Damage to adjacent teeth
Although an implant that is impinging on the adjacent root could not be considered successful even though the implant and the tooth survived, this problem is one iatrogenic origin.
Persistent infection
Implants that are the source of persistent or recurrent infection should not be considered successful.
Revised criteria for implant success: 29
Individual unattached implant is immobile when tested clinically
No evidence of peri implant radiolucency is present as assessed on an undistorted radiograph
Mean vertical bone loss is less than 0 2 mm after 1st year of service
No persistent pain, discomfort or infection
A success rate of 85% at the end of a 5-year observation period and 80% at the end of a 10-year period are minimum levels of success.
Saadoun A.P et al, 30 discussed the keys to success in implant osseointegration. Quality of bone is the determining factor in success rates; the deeper the bone, the lower the failure rate; a failure rate is most likely to take place during the first year after placement; a higher success rate is found in the mandible; and a higher success rate is found with HA-coated implants.
Methods of evaluation of osseointegration:
Invasive methods
Histological sections
Histomorphometric
Transmission electron microscopy
Pull out tests
By using torque gauges
Historically, microscopic or histologic analysis has been considered as the gold standard method to evaluate the degree of osseointegration. However, due to the invasiveness of this method and related ethical issues, various other methods of analysis have been proposed.
Non-invasive methods
Percussion test: An osseointegrated implant makes a ringing sound on percussion whereas an implant that has undergone fibrous integration produces a dull sound.
Radiographs
Reverse torque test: A reverse or unscrewing torque is applied to assess implant stability at the time of abutment connection. Implants that rotate under the applied torque are considered failures and are then removed.
Periotest: It is a device which is an electrically driven and electronically monitored tapping head that percusses the implant a total of 16 times in about 4s.
Resonance frequency analysis: It measures implant stability and bone density at various time points using vibration and structural principle analysis. Classically, the implant stability quotient (ISQ) has been found to vary between 40 and 80, the higher the ISQ, the higher the implant stability.

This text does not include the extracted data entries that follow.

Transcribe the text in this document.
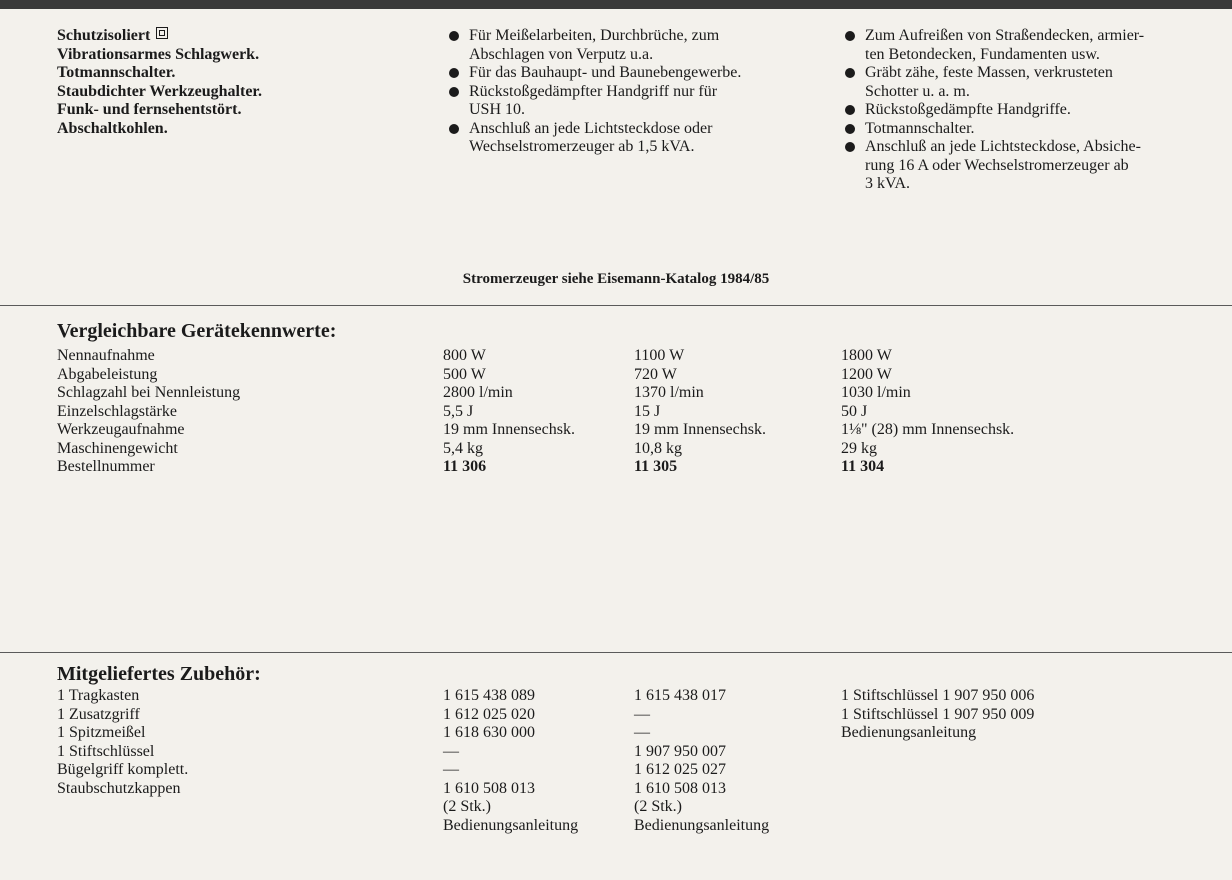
Schutzisoliert
Vibrationsarmes Schlagwerk.
Totmannschalter.
Staubdichter Werkzeughalter.
Funk- und fernsehentstört.
Abschaltkohlen.
Für Meißelarbeiten, Durchbrüche, zum
Abschlagen von Verputz u.a.
Für das Bauhaupt- und Baunebengewerbe.
Rückstoßgedämpfter Handgriff nur für
USH 10.
Anschluß an jede Lichtsteckdose oder
Wechselstromerzeuger ab 1,5 kVA.
Zum Aufreißen von Straßendecken, armier-
ten Betondecken, Fundamenten usw.
Gräbt zähe, feste Massen, verkrusteten
Schotter u. a. m.
Rückstoßgedämpfte Handgriffe.
Totmannschalter.
Anschluß an jede Lichtsteckdose, Absiche-
rung 16 A oder Wechselstromerzeuger ab
3 kVA.
Stromerzeuger siehe Eisemann-Katalog 1984/85
Vergleichbare Gerätekennwerte:
Nennaufnahme
Abgabeleistung
Schlagzahl bei Nennleistung
Einzelschlagstärke
Werkzeugaufnahme
Maschinengewicht
Bestellnummer
800 W
500 W
2800 l/min
5,5 J
19 mm Innensechsk.
5,4 kg
11 306
1100 W
720 W
1370 l/min
15 J
19 mm Innensechsk.
10,8 kg
11 305
1800 W
1200 W
1030 l/min
50 J
1⅛" (28) mm Innensechsk.
29 kg
11 304
Mitgeliefertes Zubehör:
1 Tragkasten
1 Zusatzgriff
1 Spitzmeißel
1 Stiftschlüssel
Bügelgriff komplett.
Staubschutzkappen
1 615 438 089
1 612 025 020
1 618 630 000
—
—
1 610 508 013
(2 Stk.)
Bedienungsanleitung
1 615 438 017
—
—
1 907 950 007
1 612 025 027
1 610 508 013
(2 Stk.)
Bedienungsanleitung
1 Stiftschlüssel 1 907 950 006
1 Stiftschlüssel 1 907 950 009
Bedienungsanleitung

It is inversely proportional to the resonance frequency. Implant stability can be determined for implants with an ISQ of 47. All implants with an ISQ more than 49 osseointegrated when left to heal for 3 months. All implants with an ISQ more than 54 osseointegrated when immediately loaded.

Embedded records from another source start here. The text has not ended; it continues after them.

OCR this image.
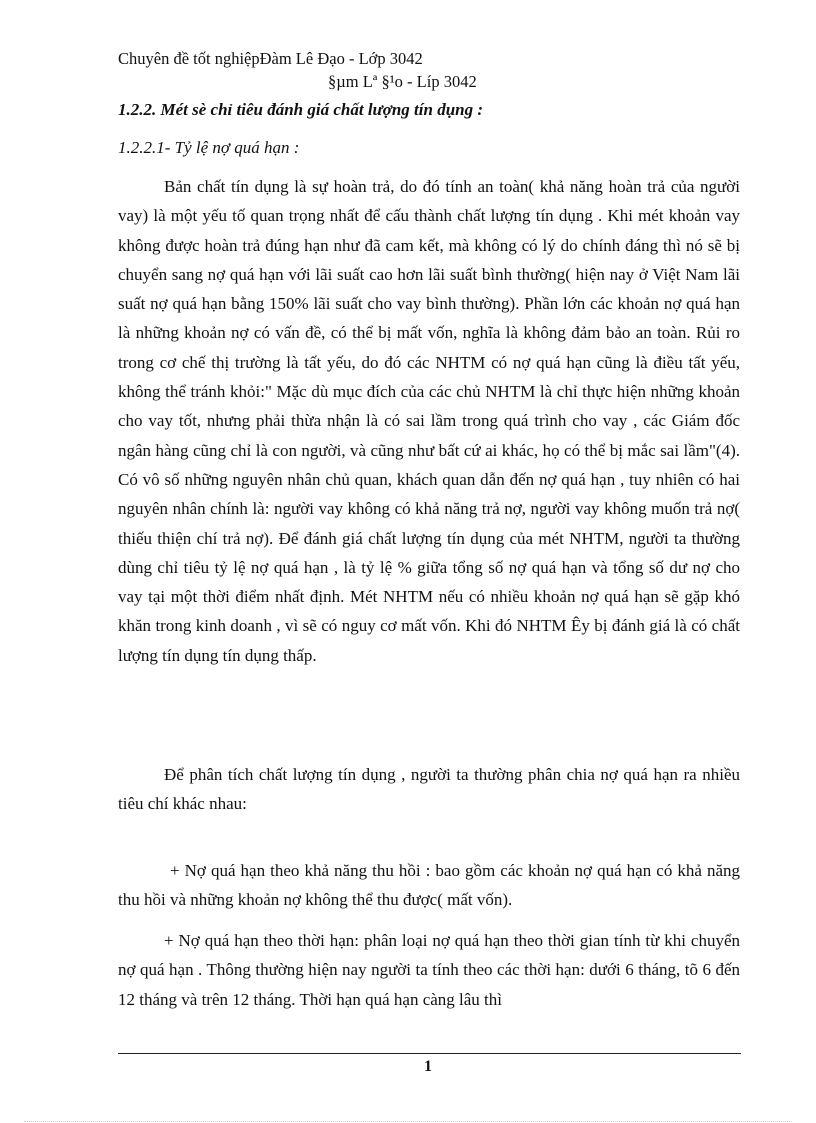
Chuyên đề tốt nghiệpĐàm Lê Đạo - Lớp 3042
§µm Lª §¹o - Líp 3042
1.2.2. Mét sè chỉ tiêu đánh giá chất lượng tín dụng :
1.2.2.1- Tỷ lệ nợ quá hạn :

Bản chất tín dụng là sự hoàn trả, do đó tính an toàn( khả năng hoàn trả của người vay) là một yếu tố quan trọng nhất để cấu thành chất lượng tín dụng . Khi mét khoản vay không được hoàn trả đúng hạn như đã cam kết, mà không có lý do chính đáng thì nó sẽ bị chuyển sang nợ quá hạn với lãi suất cao hơn lãi suất bình thường( hiện nay ở Việt Nam lãi suất nợ quá hạn bằng 150% lãi suất cho vay bình thường). Phần lớn các khoản nợ quá hạn là những khoản nợ có vấn đề, có thể bị mất vốn, nghĩa là không đảm bảo an toàn. Rủi ro trong cơ chế thị trường là tất yếu, do đó các NHTM có nợ quá hạn cũng là điều tất yếu, không thể tránh khỏi:" Mặc dù mục đích của các chủ NHTM là chỉ thực hiện những khoản cho vay tốt, nhưng phải thừa nhận là có sai lầm trong quá trình cho vay , các Giám đốc ngân hàng cũng chỉ là con người, và cũng như bất cứ ai khác, họ có thể bị mắc sai lầm"(4). Có vô số những nguyên nhân chủ quan, khách quan dẫn đến nợ quá hạn , tuy nhiên có hai nguyên nhân chính là: người vay không có khả năng trả nợ, người vay không muốn trả nợ( thiếu thiện chí trả nợ). Để đánh giá chất lượng tín dụng của mét NHTM, người ta thường dùng chỉ tiêu tỷ lệ nợ quá hạn , là tỷ lệ % giữa tổng số nợ quá hạn và tổng số dư nợ cho vay tại một thời điểm nhất định. Mét NHTM nếu có nhiều khoản nợ quá hạn sẽ gặp khó khăn trong kinh doanh , vì sẽ có nguy cơ mất vốn. Khi đó NHTM Êy bị đánh giá là có chất lượng tín dụng tín dụng thấp.

Để phân tích chất lượng tín dụng , người ta thường phân chia nợ quá hạn ra nhiều tiêu chí khác nhau:

+ Nợ quá hạn theo khả năng thu hồi : bao gồm các khoản nợ quá hạn có khả năng thu hồi và những khoản nợ không thể thu được( mất vốn).

+ Nợ quá hạn theo thời hạn: phân loại nợ quá hạn theo thời gian tính từ khi chuyển nợ quá hạn . Thông thường hiện nay người ta tính theo các thời hạn: dưới 6 tháng, tõ 6 đến 12 tháng và trên 12 tháng. Thời hạn quá hạn càng lâu thì

1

Evaluation of success of osseointegration:
Alberktsson Success Criteria (1986) 31
The individual unattached implant should be immobile when tested clinically
The radiographic evaluation should not show any evidence of radiolucency
The vertical bone loss around the fixtures should be less than 0.2 mm per year after first year of implant loading.
The implant should not show any signs of pain, infection, neuropathies, parasthesia, violation of mandible canals and sinus drainage.
The success rate of 85% at the end of 5 year and 80% at the end of 10 years.
According to the present concepts the width of the attached gingival, co‑ existing medical conditions, smoking, width of the implant, suture material used, all play an important role in implant success. Even genetic and immunological factors like TNF-α and IL-1β have been identified as markers for implant success.32
Conclusion
Osseointegration is one of the most critical aspects in implant success. Successful osseointegration is a mandatory for functional dental implants. It is necessary to be aware of the mechanism of osseointegration in order to direct research to enhance success. Various researchers have focused on the hardware aspect of an implant to yield better results, however the recent developments in surgical techniques such as Osseo densification have opened new arrays for research into the field of implants.